# Two-holer MiG out of box



## Faust (Dec 1, 2012)

Here’s a neat little kit for a hot summer’s day: the * 1/72 Hobbyboss MiG-15 UTI*! Check out my out of box review to see what’s in store!

Despite the fact it’s a Russian two-holer of which there’s really not any good kits, I have held off buying this thing because I was afraid it would be kind of junky or of poor quality. Well, as I found out, it’s actually a pretty nice kit, even if it is simple! I know Hobbyboss catches some flak, but overall, this was a real surprise to me! 

Are all their “Easy Build” kits this nice?


----------



## djnick66 (May 2, 2008)

The MiG from Hobby Boo Boo is actually half way decent. The new Airfix one is not too bad either. Not great but better than a lot of the other MiG-15 kits to date.


----------



## Faust (Dec 1, 2012)

You know, I'm always shocked at how few MiG 15s there are, or at least good ones. It's one of the most important planes in the modern world, it was a "star" (if you will, a major player, perhaps is better) in the Korean War's famous dogfights, and the US even paid defectors $1Million to get one! 

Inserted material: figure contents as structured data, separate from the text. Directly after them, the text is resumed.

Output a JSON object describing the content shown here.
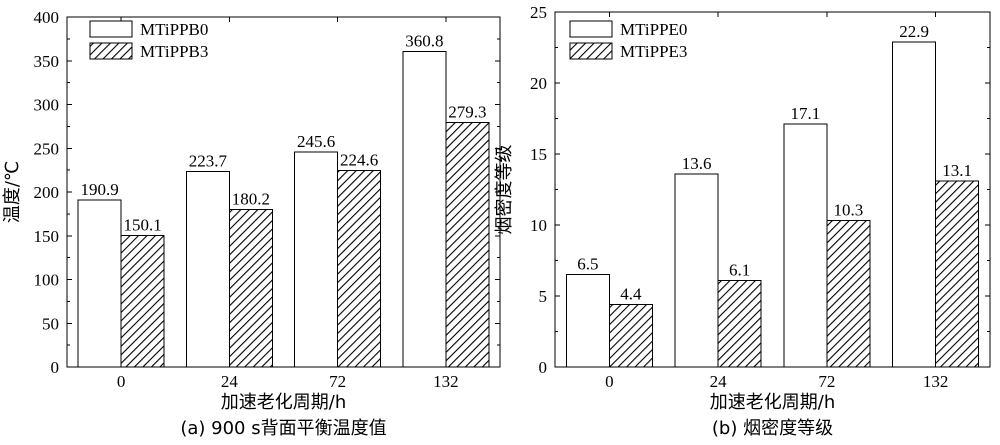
{
  "chart_data": [
    {
      "type": "bar",
      "caption": "(a) 900 s背面平衡温度值",
      "xlabel": "加速老化周期/h",
      "ylabel": "温度/℃",
      "categories": [
        "0",
        "24",
        "72",
        "132"
      ],
      "ylim": [
        0,
        400
      ],
      "yticks": [
        0,
        50,
        100,
        150,
        200,
        250,
        300,
        350,
        400
      ],
      "legend_position": "top-left",
      "series": [
        {
          "name": "MTiPPB0",
          "style": "white",
          "values": [
            190.9,
            223.7,
            245.6,
            360.8
          ],
          "labels": [
            "190.9",
            "223.7",
            "245.6",
            "360.8"
          ]
        },
        {
          "name": "MTiPPB3",
          "style": "hatched",
          "values": [
            150.1,
            180.2,
            224.6,
            279.3
          ],
          "labels": [
            "150.1",
            "180.2",
            "224.6",
            "279.3"
          ]
        }
      ]
    },
    {
      "type": "bar",
      "caption": "(b) 烟密度等级",
      "xlabel": "加速老化周期/h",
      "ylabel": "烟密度等级",
      "categories": [
        "0",
        "24",
        "72",
        "132"
      ],
      "ylim": [
        0,
        25
      ],
      "yticks": [
        0,
        5,
        10,
        15,
        20,
        25
      ],
      "legend_position": "top-left",
      "series": [
        {
          "name": "MTiPPE0",
          "style": "white",
          "values": [
            6.5,
            13.6,
            17.1,
            22.9
          ],
          "labels": [
            "6.5",
            "13.6",
            "17.1",
            "22.9"
          ]
        },
        {
          "name": "MTiPPE3",
          "style": "hatched",
          "values": [
            4.4,
            6.1,
            10.3,
            13.1
          ],
          "labels": [
            "4.4",
            "6.1",
            "10.3",
            "13.1"
          ]
        }
      ]
    }
  ]
}
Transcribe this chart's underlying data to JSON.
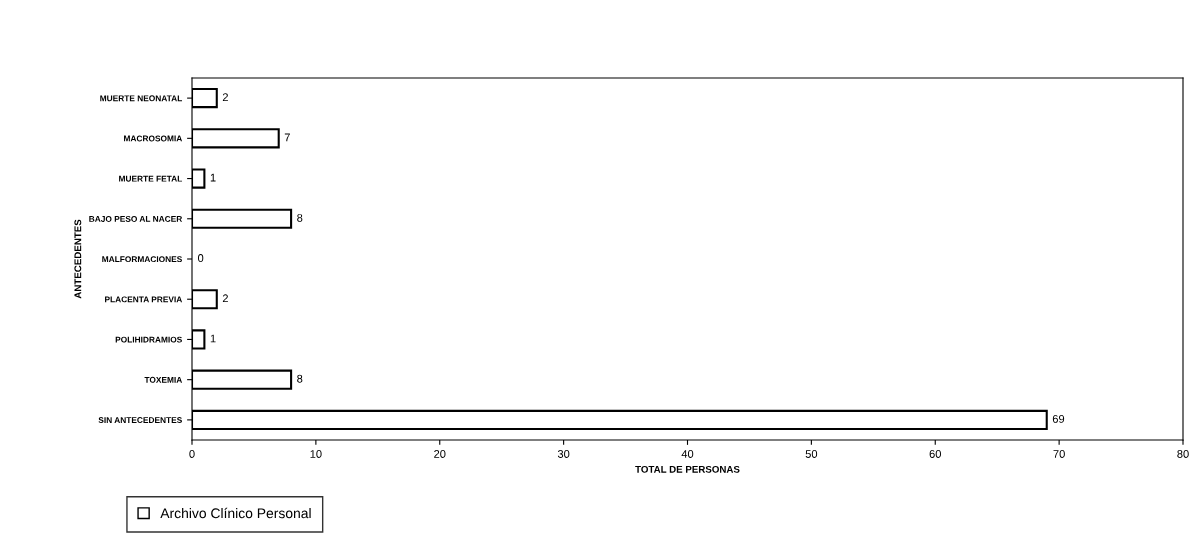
{
  "chart_data": {
    "type": "bar",
    "orientation": "horizontal",
    "xlabel": "TOTAL DE PERSONAS",
    "ylabel": "ANTECEDENTES",
    "categories": [
      "MUERTE NEONATAL",
      "MACROSOMIA",
      "MUERTE FETAL",
      "BAJO PESO AL NACER",
      "MALFORMACIONES",
      "PLACENTA PREVIA",
      "POLIHIDRAMIOS",
      "TOXEMIA",
      "SIN ANTECEDENTES"
    ],
    "series": [
      {
        "name": "Archivo Clínico Personal",
        "color": "#ffffff",
        "values": [
          2,
          7,
          1,
          8,
          0,
          2,
          1,
          8,
          69
        ]
      }
    ],
    "data_labels": true,
    "xlim": [
      0,
      80
    ],
    "xticks": [
      0,
      10,
      20,
      30,
      40,
      50,
      60,
      70,
      80
    ],
    "grid": false,
    "legend": "bottom left"
  }
}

They're one of those planes that was ubiquitous, so how can there be so many poor replicas (Cough... Dragon... cough) and so few good ones. Finding one to measure and blueprint up should be EASY. Go to any Soviet-bloc junkyard, museum or even African museums, and you'll find them.

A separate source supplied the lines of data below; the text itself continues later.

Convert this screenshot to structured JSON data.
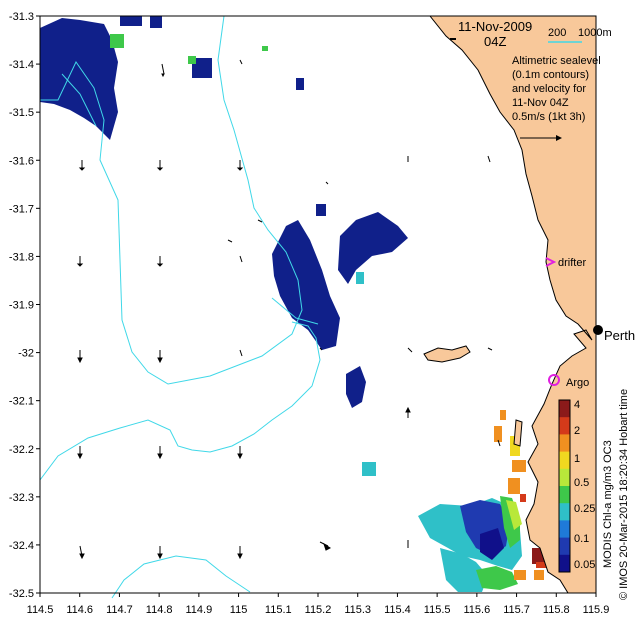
{
  "title": {
    "date": "11-Nov-2009",
    "time": "04Z"
  },
  "scalebar": {
    "label_a": "200",
    "label_b": "1000m"
  },
  "legend_lines": [
    "Altimetric sealevel",
    "(0.1m contours)",
    "and velocity for",
    "11-Nov 04Z",
    "0.5m/s (1kt 3h)"
  ],
  "places": {
    "perth": "Perth",
    "argo": "Argo",
    "drifter": "drifter"
  },
  "colorbar": {
    "labels": [
      "4",
      "2",
      "1",
      "0.5",
      "0.25",
      "0.1",
      "0.05"
    ],
    "colors": [
      "#8b1a1a",
      "#d43a1a",
      "#f09020",
      "#f0d820",
      "#b8e83a",
      "#3ec84a",
      "#2fc0c8",
      "#1f7ad8",
      "#1f3ab0",
      "#10108a"
    ]
  },
  "credits": {
    "product": "MODIS Chl-a mg/m3 OC3",
    "stamp": "© IMOS 20-Mar-2015 18:20:34 Hobart time"
  },
  "axes": {
    "x_ticks": [
      "114.5",
      "114.6",
      "114.7",
      "114.8",
      "114.9",
      "115",
      "115.1",
      "115.2",
      "115.3",
      "115.4",
      "115.5",
      "115.6",
      "115.7",
      "115.8",
      "115.9"
    ],
    "y_ticks": [
      "-31.3",
      "-31.4",
      "-31.5",
      "-31.6",
      "-31.7",
      "-31.8",
      "-31.9",
      "-32",
      "-32.1",
      "-32.2",
      "-32.3",
      "-32.4",
      "-32.5"
    ],
    "xlim": [
      114.5,
      115.9
    ],
    "ylim": [
      -32.5,
      -31.3
    ]
  },
  "colors": {
    "land": "#f8c89a",
    "isobath": "#40d8e8",
    "arrow": "#000000",
    "argo": "#e020e0",
    "drifter": "#e020e0"
  }
}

I just baffles me that companies can, in this day and age, not get something so famous right. Okay, that's my rant for today...:hat:


----------



## djnick66 (May 2, 2008)

It's actually not surprising. Hobby Boo Boo's new 1/72 Brewster Buffalo lacks the prominent lower windows ?!?! and their new 1/72 Do. 335 has backwards propellers !?!. Moving up to 1/48 Hobby Boo Boo's new F-80 is pretty much FUBAR with inaccurately shaped cockpit opening, intakes, tip tanks, stabilizers, fin fairing, etc. etc. etc. It's not just the MiG that gets picked on.


----------